Сигизмунд и не догадывался, что делал его брат в соседней комнате. Он понятия не имел об этой страшной торговле обесцененными бумагами и о скупке векселей; он жил в более высоких сферах, в мечтах о высшей справедливости. Мысль о благотворительности оскорбляла его, выводила из себя, он считал, что благотворительность — это милостыня, неравенство, освященное милосердием; он признавал только справедливость, требовал, чтобы права каждого были восстановлены и закреплены в незыблемых основах новой социальной системы. Таким образом, по примеру Карла Маркса, с которым он был в постоянной переписке, он тратил все свое время на изучение этой системы, беспрестанно изменяя, совершенствуя на бумаге будущее общество, покрывая цифрами страницу за страницей, подводя научное основание под сложное здание всеобщего счастья. Он отнимал капитал у одних, чтобы разделить его между всеми другими, он оперировал миллиардами, перемещал одним росчерком пера мировые богатства, и все это в пустой комнате, не имея никакой другой страсти, кроме своей мечты, не стремясь ни к каким наслаждениям, настолько умеренный в еде и питье, что брат без ссоры не мог заставить его поесть мяса и выпить вина. Он считал, что работа каждого человека, выполненная по мере его сил, должна обеспечить удовлетворение его потребностей, — сам же губил себя своими занятиями, ничего не требуя для себя лично. Это был настоящий мудрец, восторженно преданный науке, отрешившийся от материальной жизни, кроткий и чистый. С прошлой осени он кашлял все сильнее, чахотка его развивалась, а он даже не снисходил до того, чтобы заметить это и начать лечиться.

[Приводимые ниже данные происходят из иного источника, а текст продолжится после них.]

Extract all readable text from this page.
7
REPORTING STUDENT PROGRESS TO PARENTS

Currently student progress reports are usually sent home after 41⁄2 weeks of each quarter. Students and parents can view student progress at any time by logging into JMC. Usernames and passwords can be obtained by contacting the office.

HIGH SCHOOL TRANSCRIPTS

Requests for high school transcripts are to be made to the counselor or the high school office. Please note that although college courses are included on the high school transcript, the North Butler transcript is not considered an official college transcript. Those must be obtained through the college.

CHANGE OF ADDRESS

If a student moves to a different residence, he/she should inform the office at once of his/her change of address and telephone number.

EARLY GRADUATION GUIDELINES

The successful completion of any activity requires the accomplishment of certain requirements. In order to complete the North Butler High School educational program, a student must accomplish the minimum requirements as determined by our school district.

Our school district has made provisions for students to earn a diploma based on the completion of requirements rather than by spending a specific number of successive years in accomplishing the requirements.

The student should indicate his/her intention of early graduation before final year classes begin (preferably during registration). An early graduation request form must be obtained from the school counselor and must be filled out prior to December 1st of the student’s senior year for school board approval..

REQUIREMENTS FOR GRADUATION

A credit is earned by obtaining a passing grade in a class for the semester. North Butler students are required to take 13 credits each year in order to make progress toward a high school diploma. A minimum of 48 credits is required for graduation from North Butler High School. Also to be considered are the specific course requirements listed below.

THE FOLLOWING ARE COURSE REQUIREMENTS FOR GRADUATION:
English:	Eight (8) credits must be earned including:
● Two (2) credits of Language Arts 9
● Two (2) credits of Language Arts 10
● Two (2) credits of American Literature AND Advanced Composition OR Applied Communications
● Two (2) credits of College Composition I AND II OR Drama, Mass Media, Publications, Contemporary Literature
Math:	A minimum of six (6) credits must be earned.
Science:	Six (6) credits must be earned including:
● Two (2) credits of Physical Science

Саккар шагнул вперед, Сигизмунд поднял, наконец, свои большие задумчивые глаза и удивился, хотя посетитель был ему знаком.

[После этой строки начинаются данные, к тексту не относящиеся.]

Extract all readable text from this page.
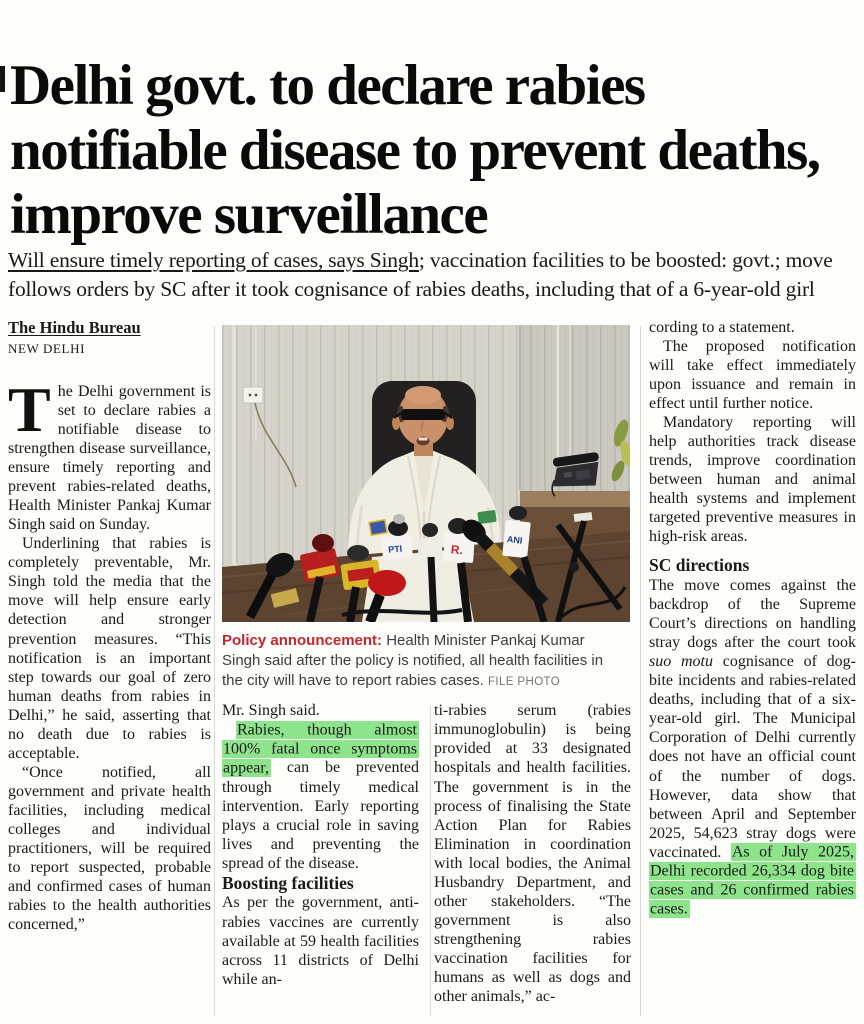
Delhi govt. to declare rabies notifiable disease to prevent deaths, improve surveillance
Will ensure timely reporting of cases, says Singh; vaccination facilities to be boosted: govt.; move follows orders by SC after it took cognisance of rabies deaths, including that of a 6-year-old girl
The Hindu Bureau
NEW DELHI

The Delhi government is set to declare rabies a notifiable disease to strengthen disease surveillance, ensure timely reporting and prevent rabies-related deaths, Health Minister Pankaj Kumar Singh said on Sunday.

Underlining that rabies is completely preventable, Mr. Singh told the media that the move will help ensure early detection and stronger prevention measures. “This notification is an important step towards our goal of zero human deaths from rabies in Delhi,” he said, asserting that no death due to rabies is acceptable.

“Once notified, all government and private health facilities, including medical colleges and individual practitioners, will be required to report suspected, probable and confirmed cases of human rabies to the health authorities concerned,”

PTI	R.
ANI
Policy announcement: Health Minister Pankaj Kumar Singh said after the policy is notified, all health facilities in the city will have to report rabies cases. FILE PHOTO

Mr. Singh said.

Rabies, though almost 100% fatal once symptoms appear, can be prevented through timely medical intervention. Early reporting plays a crucial role in saving lives and preventing the spread of the disease.

Boosting facilities

As per the government, anti-rabies vaccines are currently available at 59 health facilities across 11 districts of Delhi while an-

ti-rabies serum (rabies immunoglobulin) is being provided at 33 designated hospitals and health facilities. The government is in the process of finalising the State Action Plan for Rabies Elimination in coordination with local bodies, the Animal Husbandry Department, and other stakeholders. “The government is also strengthening rabies vaccination facilities for humans as well as dogs and other animals,” ac-

cording to a statement.

The proposed notification will take effect immediately upon issuance and remain in effect until further notice.

Mandatory reporting will help authorities track disease trends, improve coordination between human and animal health systems and implement targeted preventive measures in high-risk areas.

SC directions

The move comes against the backdrop of the Supreme Court’s directions on handling stray dogs after the court took suo motu cognisance of dog-bite incidents and rabies-related deaths, including that of a six-year-old girl. The Municipal Corporation of Delhi currently does not have an official count of the number of dogs. However, data show that between April and September 2025, 54,623 stray dogs were vaccinated. As of July 2025, Delhi recorded 26,334 dog bite cases and 26 confirmed rabies cases.
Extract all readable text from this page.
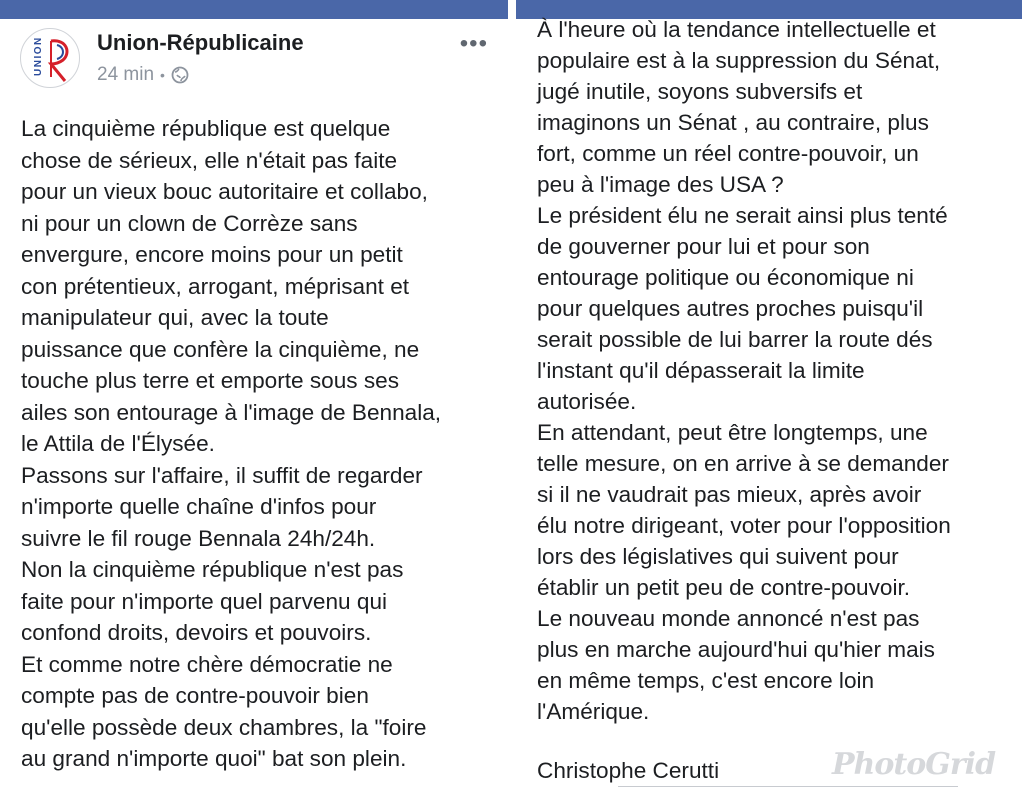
UNION Union-Républicaine
24 min •
•••

La cinquième république est quelque
chose de sérieux, elle n'était pas faite
pour un vieux bouc autoritaire et collabo,
ni pour un clown de Corrèze sans
envergure, encore moins pour un petit
con prétentieux, arrogant, méprisant et
manipulateur qui, avec la toute
puissance que confère la cinquième, ne
touche plus terre et emporte sous ses
ailes son entourage à l'image de Bennala,
le Attila de l'Élysée.
Passons sur l'affaire, il suffit de regarder
n'importe quelle chaîne d'infos pour
suivre le fil rouge Bennala 24h/24h.
Non la cinquième république n'est pas
faite pour n'importe quel parvenu qui
confond droits, devoirs et pouvoirs.
Et comme notre chère démocratie ne
compte pas de contre-pouvoir bien
qu'elle possède deux chambres, la "foire
au grand n'importe quoi" bat son plein.

À l'heure où la tendance intellectuelle et
populaire est à la suppression du Sénat,
jugé inutile, soyons subversifs et
imaginons un Sénat , au contraire, plus
fort, comme un réel contre-pouvoir, un
peu à l'image des USA ?
Le président élu ne serait ainsi plus tenté
de gouverner pour lui et pour son
entourage politique ou économique ni
pour quelques autres proches puisqu'il
serait possible de lui barrer la route dés
l'instant qu'il dépasserait la limite
autorisée.
En attendant, peut être longtemps, une
telle mesure, on en arrive à se demander
si il ne vaudrait pas mieux, après avoir
élu notre dirigeant, voter pour l'opposition
lors des législatives qui suivent pour
établir un petit peu de contre-pouvoir.
Le nouveau monde annoncé n'est pas
plus en marche aujourd'hui qu'hier mais
en même temps, c'est encore loin
l'Amérique.

Christophe Cerutti	PhotoGrid
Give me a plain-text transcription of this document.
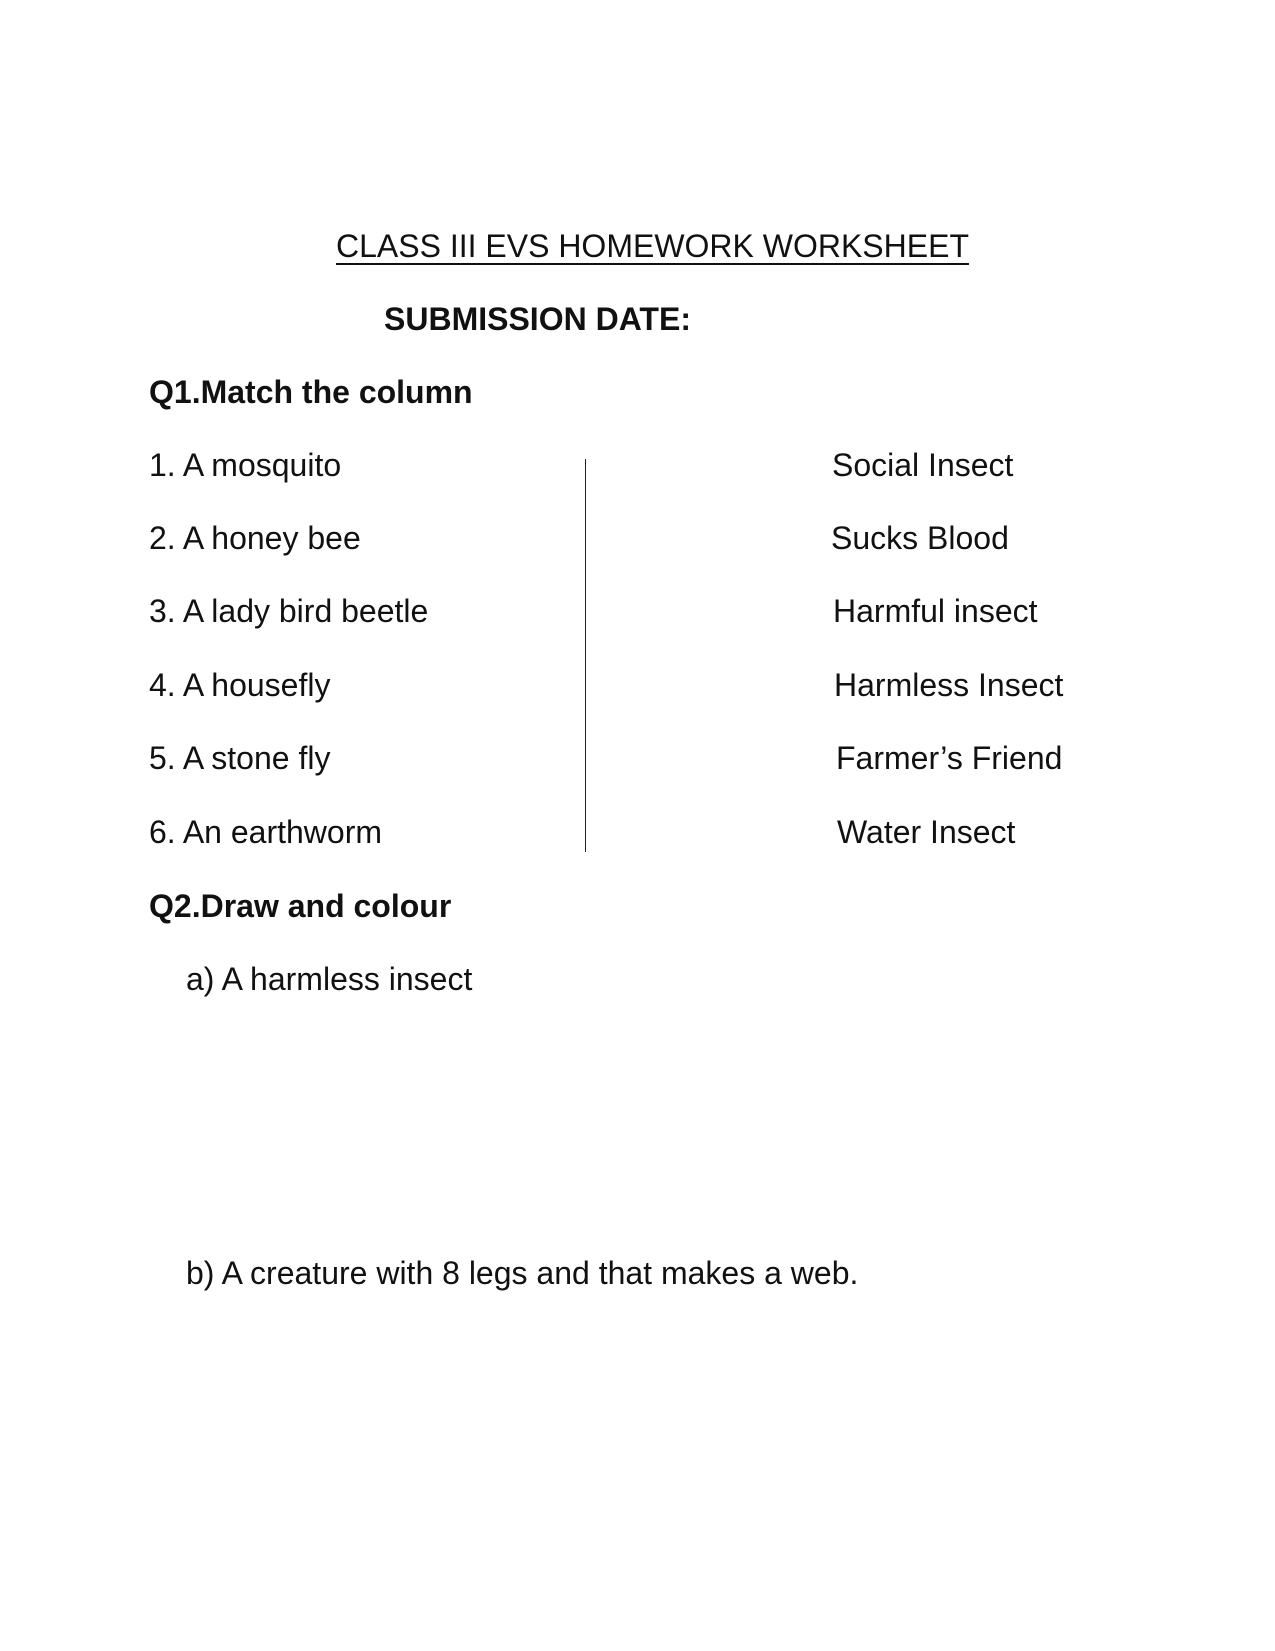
CLASS III EVS HOMEWORK WORKSHEET
SUBMISSION DATE:
Q1.Match the column
1. A mosquito
2. A honey bee
3. A lady bird beetle
4. A housefly
5. A stone fly
6. An earthworm
Social Insect
Sucks Blood
Harmful insect
Harmless Insect
Farmer’s Friend
Water Insect
Q2.Draw and colour
a) A harmless insect
b) A creature with 8 legs and that makes a web.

— Мне нужно перевести письмо.
Молодой человек еще больше удивился, потому что от него уже отступились клиенты — банкиры, дельцы, маклеры, все биржевики, получающие большую корреспонденцию, циркуляры, уставы различных компаний, главным образом из Англии и Германии.
— Да, письмо на русском языке. Всего только десять строк.
Тогда он протянул руку; русский язык был его специальностью, из всех переводчиков этого квартала, живших немецким и английским, он один бегло переводил с русского. Но документы на русском языке попадались на парижском рынке редко, и этим объяснялись долгие перерывы между заказами.
Он вслух прочел письмо по-французски. Это был утвердительный ответ одного константинопольского банкира, заключавшийся в трех фразах, — просто согласие на деловое предложение.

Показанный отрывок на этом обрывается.